I took delivery yesterday of two books. The first, The Indelible Image is by one of my favourite writers, Ben Witherington. It is the first volume in a two volume work on New Testament Theology and Ethics. As I teach Ethics and with my main interest lying in the New Testament, it is a book which brings together my two principal concerns. As is to be expected, Ben's book is scholarly, well-written, full of insights, and devout: the fruit of many years of research and study. I expect to not only enjoy reading it thoroughly, but to be referring to it for many years to come.
What to say about the second? It is the Deliverance of God by Douglas Campbell. At 1,218 pages, it certainly is not a light read, but it is, nevertheless, getting rave notices on the Internet. Many are claiming, including Campbell himself, that it will revolutionize our understanding of Paul's theology and change Pauline studies forever. You get the idea.
The book clearly covers a great deal of ground tackles many difficult and controversial areas and, again, represents a large amount of research. I am always worried, though, when people claim to be the first really to understand Paul or some other part of the Bible. I find that a bit difficult to believe and not a little arrogant! Campbell basically dismisses most other interpreters of Paul as simply wrong and mistaken. He alone has decoded the mystery which is Paul.

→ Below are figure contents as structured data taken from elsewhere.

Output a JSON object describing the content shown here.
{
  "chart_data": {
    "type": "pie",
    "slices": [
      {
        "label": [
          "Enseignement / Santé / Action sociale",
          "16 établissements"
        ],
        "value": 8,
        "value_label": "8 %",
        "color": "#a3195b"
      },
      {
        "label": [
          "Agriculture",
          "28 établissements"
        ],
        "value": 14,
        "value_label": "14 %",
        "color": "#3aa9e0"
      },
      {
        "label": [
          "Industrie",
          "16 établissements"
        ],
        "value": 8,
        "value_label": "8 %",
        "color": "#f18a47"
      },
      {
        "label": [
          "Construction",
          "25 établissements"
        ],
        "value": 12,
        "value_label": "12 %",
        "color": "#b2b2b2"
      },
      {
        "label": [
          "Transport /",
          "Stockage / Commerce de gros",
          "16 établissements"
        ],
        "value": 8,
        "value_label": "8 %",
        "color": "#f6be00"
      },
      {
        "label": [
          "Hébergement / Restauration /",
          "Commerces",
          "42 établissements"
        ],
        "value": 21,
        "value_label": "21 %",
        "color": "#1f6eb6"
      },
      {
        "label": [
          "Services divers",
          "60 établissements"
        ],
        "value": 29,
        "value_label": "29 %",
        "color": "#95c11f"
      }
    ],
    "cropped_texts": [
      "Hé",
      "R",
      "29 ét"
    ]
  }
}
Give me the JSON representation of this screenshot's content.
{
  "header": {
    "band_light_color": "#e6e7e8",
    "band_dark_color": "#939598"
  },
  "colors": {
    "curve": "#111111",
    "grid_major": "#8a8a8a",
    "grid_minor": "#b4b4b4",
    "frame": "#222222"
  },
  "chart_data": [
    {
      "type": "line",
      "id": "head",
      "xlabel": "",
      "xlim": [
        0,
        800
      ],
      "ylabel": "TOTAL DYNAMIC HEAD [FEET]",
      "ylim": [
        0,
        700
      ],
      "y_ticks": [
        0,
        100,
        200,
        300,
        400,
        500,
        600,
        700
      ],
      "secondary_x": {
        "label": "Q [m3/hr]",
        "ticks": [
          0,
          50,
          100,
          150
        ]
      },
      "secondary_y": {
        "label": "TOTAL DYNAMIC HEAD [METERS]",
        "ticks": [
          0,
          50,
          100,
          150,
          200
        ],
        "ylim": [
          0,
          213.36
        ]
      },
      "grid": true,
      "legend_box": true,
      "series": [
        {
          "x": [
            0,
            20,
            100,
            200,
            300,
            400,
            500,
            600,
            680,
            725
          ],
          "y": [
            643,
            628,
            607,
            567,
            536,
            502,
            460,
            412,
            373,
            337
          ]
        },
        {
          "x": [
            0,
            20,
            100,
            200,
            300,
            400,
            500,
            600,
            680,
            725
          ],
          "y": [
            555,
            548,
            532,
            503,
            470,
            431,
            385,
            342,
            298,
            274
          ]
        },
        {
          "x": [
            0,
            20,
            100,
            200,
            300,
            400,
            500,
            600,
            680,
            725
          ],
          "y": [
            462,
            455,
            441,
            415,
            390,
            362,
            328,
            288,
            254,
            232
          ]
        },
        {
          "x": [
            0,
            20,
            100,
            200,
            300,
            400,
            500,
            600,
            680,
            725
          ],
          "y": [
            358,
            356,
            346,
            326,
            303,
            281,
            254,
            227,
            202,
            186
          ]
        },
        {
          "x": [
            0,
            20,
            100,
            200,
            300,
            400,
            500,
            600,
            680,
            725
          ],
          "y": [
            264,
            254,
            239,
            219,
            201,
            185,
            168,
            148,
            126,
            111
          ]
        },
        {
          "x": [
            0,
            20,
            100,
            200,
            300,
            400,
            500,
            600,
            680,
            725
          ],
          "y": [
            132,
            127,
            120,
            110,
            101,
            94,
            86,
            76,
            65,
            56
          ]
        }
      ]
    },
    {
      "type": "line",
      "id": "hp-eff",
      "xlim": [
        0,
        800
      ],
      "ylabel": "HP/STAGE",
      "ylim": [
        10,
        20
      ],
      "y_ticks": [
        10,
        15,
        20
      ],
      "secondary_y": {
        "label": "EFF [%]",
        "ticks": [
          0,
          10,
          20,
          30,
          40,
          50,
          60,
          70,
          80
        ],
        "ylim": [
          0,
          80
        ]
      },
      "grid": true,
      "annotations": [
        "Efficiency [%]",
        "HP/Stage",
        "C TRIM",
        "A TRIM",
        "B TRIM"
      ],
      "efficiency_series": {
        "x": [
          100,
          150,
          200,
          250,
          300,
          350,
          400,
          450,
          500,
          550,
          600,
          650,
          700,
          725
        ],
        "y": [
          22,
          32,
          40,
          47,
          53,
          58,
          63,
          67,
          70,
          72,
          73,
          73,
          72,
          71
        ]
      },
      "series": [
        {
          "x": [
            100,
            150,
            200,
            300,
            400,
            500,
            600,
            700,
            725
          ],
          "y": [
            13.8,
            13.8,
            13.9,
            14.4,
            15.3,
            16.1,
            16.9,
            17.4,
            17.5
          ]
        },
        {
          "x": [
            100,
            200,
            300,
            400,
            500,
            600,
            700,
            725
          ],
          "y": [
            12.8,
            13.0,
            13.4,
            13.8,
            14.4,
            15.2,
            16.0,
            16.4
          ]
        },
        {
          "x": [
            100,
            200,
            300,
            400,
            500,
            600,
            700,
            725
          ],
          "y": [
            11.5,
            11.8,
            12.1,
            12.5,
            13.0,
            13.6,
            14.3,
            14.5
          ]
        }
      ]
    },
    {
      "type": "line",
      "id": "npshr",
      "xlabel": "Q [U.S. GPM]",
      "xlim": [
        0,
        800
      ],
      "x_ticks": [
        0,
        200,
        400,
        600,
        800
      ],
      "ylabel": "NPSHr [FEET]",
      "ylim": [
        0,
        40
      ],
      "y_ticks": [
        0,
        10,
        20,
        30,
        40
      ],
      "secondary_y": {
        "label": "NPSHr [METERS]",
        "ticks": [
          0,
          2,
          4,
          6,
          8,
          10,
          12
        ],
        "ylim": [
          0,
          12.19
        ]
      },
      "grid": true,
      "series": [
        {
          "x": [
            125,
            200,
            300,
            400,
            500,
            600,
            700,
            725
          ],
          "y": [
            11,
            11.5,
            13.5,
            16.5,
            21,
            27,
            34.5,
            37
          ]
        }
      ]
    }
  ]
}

I am looking forward to reading it fully, if only to see what all the fuss is about. I have, however, read parts of it and am a bit bemused. You will know the story of the Emperor's new clothes. How a group of tailors convince everyone that they have made the Emperor a magical new set of clothes that only the wise and clever can see. Everyone pretends that they can see the clothes not wanting to appear foolish. It takes a little boy to shout out, 'The Emperor has no clothes on!' before anyone realizes the deceit.
I wonder if this book may be an academic set of Emperor's new clothes. Campbell in interpreting Romans, for example, claims that in Romans 1-4, Paul is, in fact, saying precisely the opposite to what basically everyone has ever thought that he was saying. Paul, Campbell alleges, is arguing with a 'Teacher' in Rome (although Paul never actually says this is what he is doing) with whom he disagrees and in doing so quotes his argument at length. So, for example, Romans 1:18-32 is a 'speech in person', that is, Paul is giving the Teacher's argument not his own.
Now I know that there are some things in Paul, which, as Peter puts it, are hard to understand, but if Campbell is right then Paul is not only hard to understand, but basically impossible. It would mean that for 2,000 years no-one has been reading the most important work of Christian theology in anything like the right way. If this is the case, then I would suggest that we just abandon all study of the Bible as a waste of time and get on without it.
I don't think it is the case, however. The book is clever, no doubt. Just as the tailors who made the Emperor's clothes were clever. But the joke is on us if we let ourselves be convinced by such extravagant claims.